My kids are eleven, ten, and six. They never knew a life without Pop. He would show up at my house just to see his, "babies". Yes, even out of the toddler stages, they all remained his babies. My brother's kids, too. I am so thankful they will remember him. I will remember the moment I had to tell them that their beloved Pop was gone. It ripped my soul apart. They still cry to this day. But, I remind them that tears are just a reminder that they loved him and he the same. He would talk cars and Elvis with Mason or let the girls play, "spa", with him. He got hairstyles from the girls and he smiled through it all. As long as his, "babies", were happy.
(Pop, Sara Rose, and Mason)
(Pop and his Taylor, his namesake)
I spent the first few nights after his death with my Grandma. They had been married 65 years. Then, he was gone. Anyone who knew them as a couple would say being around them was fun. Non-stop banter and laugh-out-loud insults were commonplace for a couple who literally grew up together. I knew she would be okay alone, but I had to stay with her. I couldn't bare the thought of her all alone for the first time in her life. I slept in his bed, with his shirt on. I slept like a baby, surprisingly. It's funny how things, such as beds and clothes, make you feel closer to someone who has recently passed. I still wear his shirts to bed every night. Pop and Grammy had two girls, one being my mom, and the other, my "other mother", my aunt. Pop always wanted a son. So, when my aunt was born, and he was told it was a girl, he hurled the baseball glove down the corridors of the hospital. One he got his hissy fit out of the way, he was partial to the daughters he had and the granddaughters who came later. He lived the life of having boys through my brother's son, Jake, and my own son, Mason. He had it all in his family.
(Pop and Grammy, 65 years later)
(Aunt Angie, Pop, and my Mom)
His funeral was fitting and beautiful. A man of faith. A man of good character who wouldn't hesitate to take the recently widowed food my grandma had prepared. He would have taken the shirt off his back for anyone who needed it, even if they were Gamecock fans! :) He gave me blunt advice when I needed it, and saw the good in those who had done me and my children wrong, referencing the break up I mentioned earlier. He never saw the bad in people. Only the good. And that example is one I hope my kids and my niece and nephew carry with them their whole lives.
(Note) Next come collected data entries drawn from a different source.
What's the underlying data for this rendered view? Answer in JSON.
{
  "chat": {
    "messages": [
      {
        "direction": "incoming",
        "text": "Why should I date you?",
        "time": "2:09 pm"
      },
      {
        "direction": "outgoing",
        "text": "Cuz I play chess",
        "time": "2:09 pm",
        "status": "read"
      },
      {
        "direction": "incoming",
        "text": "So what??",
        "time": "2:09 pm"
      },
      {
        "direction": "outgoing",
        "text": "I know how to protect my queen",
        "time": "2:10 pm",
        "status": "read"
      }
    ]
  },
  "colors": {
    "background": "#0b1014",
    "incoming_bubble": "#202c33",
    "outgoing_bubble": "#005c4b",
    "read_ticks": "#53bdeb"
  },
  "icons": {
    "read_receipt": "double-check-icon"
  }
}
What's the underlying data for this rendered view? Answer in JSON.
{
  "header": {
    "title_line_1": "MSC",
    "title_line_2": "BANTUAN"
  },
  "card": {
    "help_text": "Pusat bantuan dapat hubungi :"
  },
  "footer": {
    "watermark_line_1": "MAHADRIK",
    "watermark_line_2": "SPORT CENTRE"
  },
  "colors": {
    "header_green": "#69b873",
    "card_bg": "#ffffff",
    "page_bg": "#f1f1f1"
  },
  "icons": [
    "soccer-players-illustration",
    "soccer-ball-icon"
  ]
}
(My babies saying a final goodbye to one of the few men who showed love and loyalty until the end)
As Adele said, "They say that time's supposed to heal you, but I ain't done much healing". That's me six months in. To the day. I don't know that I ever want to heal. But, I know I want to show love to my family the way he did to us. Rest In Peace, Pop. I miss you more every day.
Pop, your granddaughter plays this a lot. I'll see you again. Until then, my sweet memories will sustain us.